Millions of teeth are saved using root canals each year, relieving patients from pain and restoring their smiles. The root canal or endodontic treatment is used to repair and, in turn, save an infected and/or decayed tooth or teeth. Using a root canal procedure to conserve a tooth may provide you with many benefits to your oral health.
Some of these benefits include a restored chewing and biting force, restored sensation, a more natural appearance, and protection from further damage or infection.

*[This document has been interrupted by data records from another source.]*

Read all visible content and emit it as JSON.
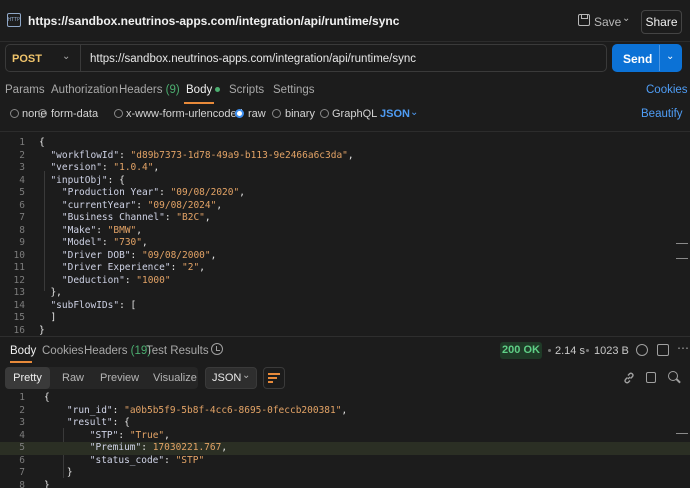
{
  "window": {
    "app_icon_text": "HTTP",
    "title": "https://sandbox.neutrinos-apps.com/integration/api/runtime/sync",
    "save_label": "Save",
    "share_label": "Share"
  },
  "request": {
    "method": "POST",
    "url": "https://sandbox.neutrinos-apps.com/integration/api/runtime/sync",
    "send_label": "Send",
    "tabs": [
      {
        "label": "Params"
      },
      {
        "label": "Authorization"
      },
      {
        "label": "Headers",
        "count": "(9)"
      },
      {
        "label": "Body",
        "active": true
      },
      {
        "label": "Scripts"
      },
      {
        "label": "Settings"
      }
    ],
    "cookies_label": "Cookies",
    "beautify_label": "Beautify",
    "body_types": [
      "none",
      "form-data",
      "x-www-form-urlencoded",
      "raw",
      "binary",
      "GraphQL"
    ],
    "body_type_selected": "raw",
    "format": "JSON"
  },
  "request_body_lines": [
    {
      "n": "1",
      "text": "{"
    },
    {
      "n": "2",
      "text": "  \"workflowId\": \"d89b7373-1d78-49a9-b113-9e2466a6c3da\","
    },
    {
      "n": "3",
      "text": "  \"version\": \"1.0.4\","
    },
    {
      "n": "4",
      "text": "  \"inputObj\": {"
    },
    {
      "n": "5",
      "text": "    \"Production Year\": \"09/08/2020\","
    },
    {
      "n": "6",
      "text": "    \"currentYear\": \"09/08/2024\","
    },
    {
      "n": "7",
      "text": "    \"Business Channel\": \"B2C\","
    },
    {
      "n": "8",
      "text": "    \"Make\": \"BMW\","
    },
    {
      "n": "9",
      "text": "    \"Model\": \"730\","
    },
    {
      "n": "10",
      "text": "    \"Driver DOB\": \"09/08/2000\","
    },
    {
      "n": "11",
      "text": "    \"Driver Experience\": \"2\","
    },
    {
      "n": "12",
      "text": "    \"Deduction\": \"1000\""
    },
    {
      "n": "13",
      "text": "  },"
    },
    {
      "n": "14",
      "text": "  \"subFlowIDs\": ["
    },
    {
      "n": "15",
      "text": "  ]"
    },
    {
      "n": "16",
      "text": "}"
    }
  ],
  "response": {
    "tabs": [
      {
        "label": "Body",
        "active": true
      },
      {
        "label": "Cookies"
      },
      {
        "label": "Headers",
        "count": "(19)"
      },
      {
        "label": "Test Results"
      }
    ],
    "status": "200 OK",
    "time": "2.14 s",
    "size": "1023 B",
    "view_modes": [
      "Pretty",
      "Raw",
      "Preview",
      "Visualize"
    ],
    "view_mode_selected": "Pretty",
    "format": "JSON"
  },
  "response_body_lines": [
    {
      "n": "1",
      "text": "{"
    },
    {
      "n": "2",
      "text": "    \"run_id\": \"a0b5b5f9-5b8f-4cc6-8695-0feccb200381\","
    },
    {
      "n": "3",
      "text": "    \"result\": {"
    },
    {
      "n": "4",
      "text": "        \"STP\": \"True\","
    },
    {
      "n": "5",
      "text": "        \"Premium\": 17030221.767,"
    },
    {
      "n": "6",
      "text": "        \"status_code\": \"STP\""
    },
    {
      "n": "7",
      "text": "    }"
    },
    {
      "n": "8",
      "text": "}"
    }
  ],
  "colors": {
    "accent_blue": "#0c72d6",
    "method_yellow": "#f0c46b",
    "status_green": "#5fcf86",
    "tab_underline": "#e88a3a",
    "string_orange": "#e3a366"
  }
}
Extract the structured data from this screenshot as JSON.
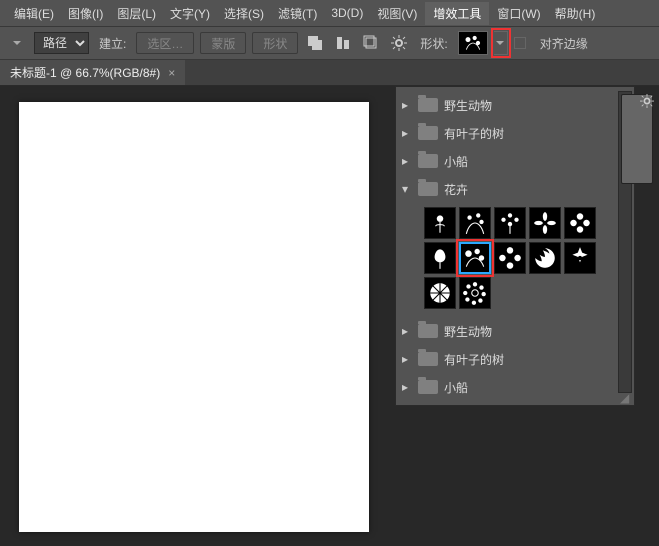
{
  "menus": {
    "edit": "编辑(E)",
    "image": "图像(I)",
    "layer": "图层(L)",
    "text": "文字(Y)",
    "select": "选择(S)",
    "filter": "滤镜(T)",
    "3d": "3D(D)",
    "view": "视图(V)",
    "fx": "增效工具",
    "window": "窗口(W)",
    "help": "帮助(H)"
  },
  "toolbar": {
    "path_label": "路径",
    "build_label": "建立:",
    "select_btn": "选区…",
    "mask_btn": "蒙版",
    "shape_btn": "形状",
    "shape_label": "形状:",
    "align_label": "对齐边缘"
  },
  "tab": {
    "title": "未标题-1 @ 66.7%(RGB/8#)"
  },
  "panel": {
    "groups": [
      {
        "label": "野生动物",
        "open": false
      },
      {
        "label": "有叶子的树",
        "open": false
      },
      {
        "label": "小船",
        "open": false
      },
      {
        "label": "花卉",
        "open": true
      },
      {
        "label": "野生动物",
        "open": false
      },
      {
        "label": "有叶子的树",
        "open": false
      },
      {
        "label": "小船",
        "open": false
      }
    ],
    "flowers": {
      "count": 12,
      "selected_index": 6
    }
  },
  "icons": {
    "gear": "gear-icon"
  }
}
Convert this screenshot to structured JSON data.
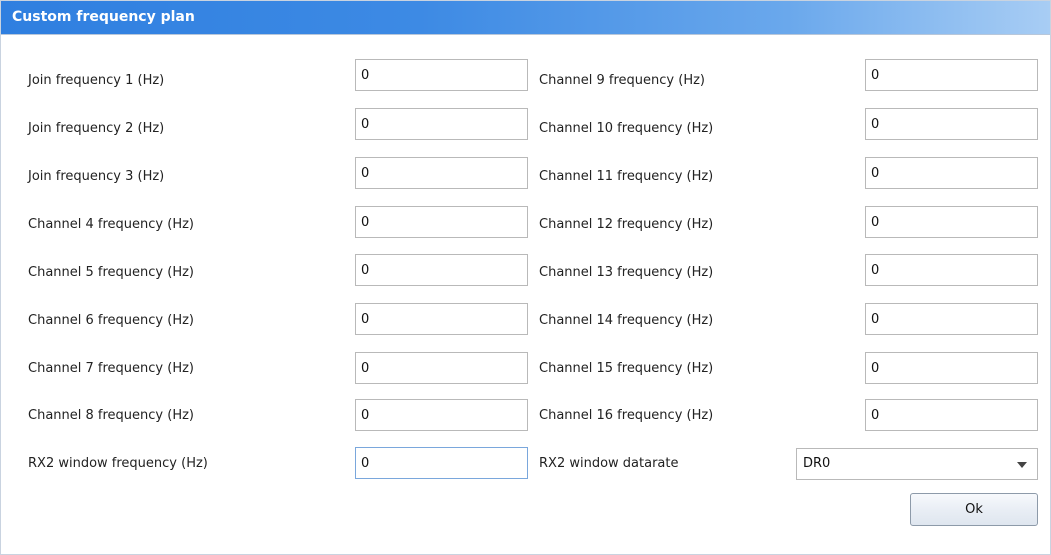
{
  "window": {
    "title": "Custom frequency plan"
  },
  "left_fields": [
    {
      "label": "Join frequency 1 (Hz)",
      "value": "0"
    },
    {
      "label": "Join frequency 2 (Hz)",
      "value": "0"
    },
    {
      "label": "Join frequency 3 (Hz)",
      "value": "0"
    },
    {
      "label": "Channel 4 frequency (Hz)",
      "value": "0"
    },
    {
      "label": "Channel 5 frequency (Hz)",
      "value": "0"
    },
    {
      "label": "Channel 6 frequency (Hz)",
      "value": "0"
    },
    {
      "label": "Channel 7 frequency (Hz)",
      "value": "0"
    },
    {
      "label": "Channel 8 frequency (Hz)",
      "value": "0"
    },
    {
      "label": "RX2 window frequency (Hz)",
      "value": "0"
    }
  ],
  "right_fields": [
    {
      "label": "Channel 9 frequency (Hz)",
      "value": "0"
    },
    {
      "label": "Channel 10 frequency (Hz)",
      "value": "0"
    },
    {
      "label": "Channel 11 frequency (Hz)",
      "value": "0"
    },
    {
      "label": "Channel 12 frequency (Hz)",
      "value": "0"
    },
    {
      "label": "Channel 13 frequency (Hz)",
      "value": "0"
    },
    {
      "label": "Channel 14 frequency (Hz)",
      "value": "0"
    },
    {
      "label": "Channel 15 frequency (Hz)",
      "value": "0"
    },
    {
      "label": "Channel 16 frequency (Hz)",
      "value": "0"
    }
  ],
  "datarate": {
    "label": "RX2 window datarate",
    "value": "DR0"
  },
  "ok_label": "Ok"
}
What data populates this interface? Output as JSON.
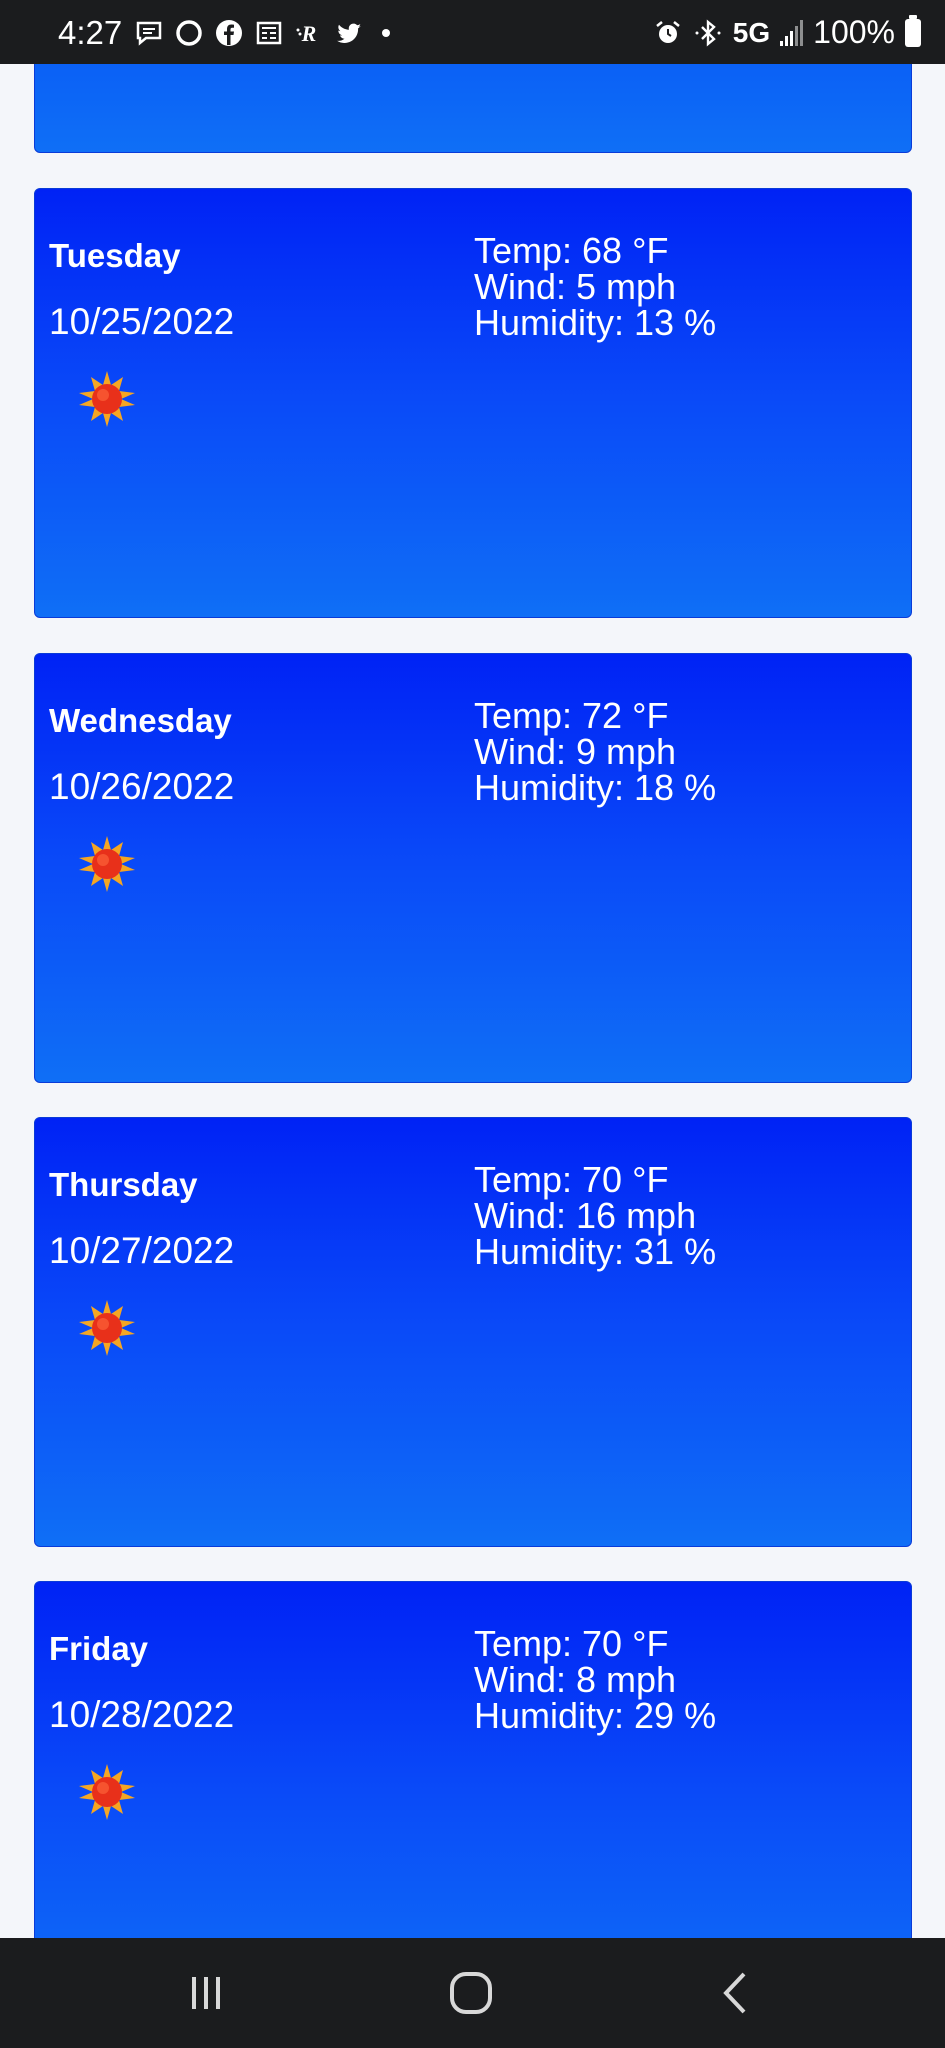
{
  "status_bar": {
    "time": "4:27",
    "network": "5G",
    "battery": "100%"
  },
  "forecast": [
    {
      "day": "Tuesday",
      "date": "10/25/2022",
      "icon": "sun-icon",
      "temp": "Temp: 68 °F",
      "wind": "Wind: 5 mph",
      "humidity": "Humidity: 13 %"
    },
    {
      "day": "Wednesday",
      "date": "10/26/2022",
      "icon": "sun-icon",
      "temp": "Temp: 72 °F",
      "wind": "Wind: 9 mph",
      "humidity": "Humidity: 18 %"
    },
    {
      "day": "Thursday",
      "date": "10/27/2022",
      "icon": "sun-icon",
      "temp": "Temp: 70 °F",
      "wind": "Wind: 16 mph",
      "humidity": "Humidity: 31 %"
    },
    {
      "day": "Friday",
      "date": "10/28/2022",
      "icon": "sun-icon",
      "temp": "Temp: 70 °F",
      "wind": "Wind: 8 mph",
      "humidity": "Humidity: 29 %"
    }
  ],
  "colors": {
    "card_top": "#0022f5",
    "card_bottom": "#0f6ff6",
    "page_bg": "#f4f6fa",
    "system_bar": "#1b1c1e"
  }
}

At the centre of every tooth is a hollow area, known as the “pulp chamber”. The pulp chamber serves as a sort of reservoir that holds soft tissues such as the nerve, connective tissue, and blood vessels. The nerve of a tooth is located in the root. The root canals run from the root’s tip to the pulp chamber. However, the nerve does not play a major role in the day-to-day function of the tooth as it is primarily only used to detect hot or cold temperatures.
A root canal treatment takes place when the pulp of the tooth becomes damaged and bacteria starts to fill up the chamber and multiply. This, along with decaying pulp, causes the tooth to become infected or abscessed. An abscessed tooth typically has pus-filled pockets at the tip of the root. An infection in the tooth usually manifests in the canal, causing facial swelling, bone loss around the end of the root, or a drainage hole in the side of the tooth.
Root Canal Treatment is typically performed following the development of an abscess on the root of your tooth.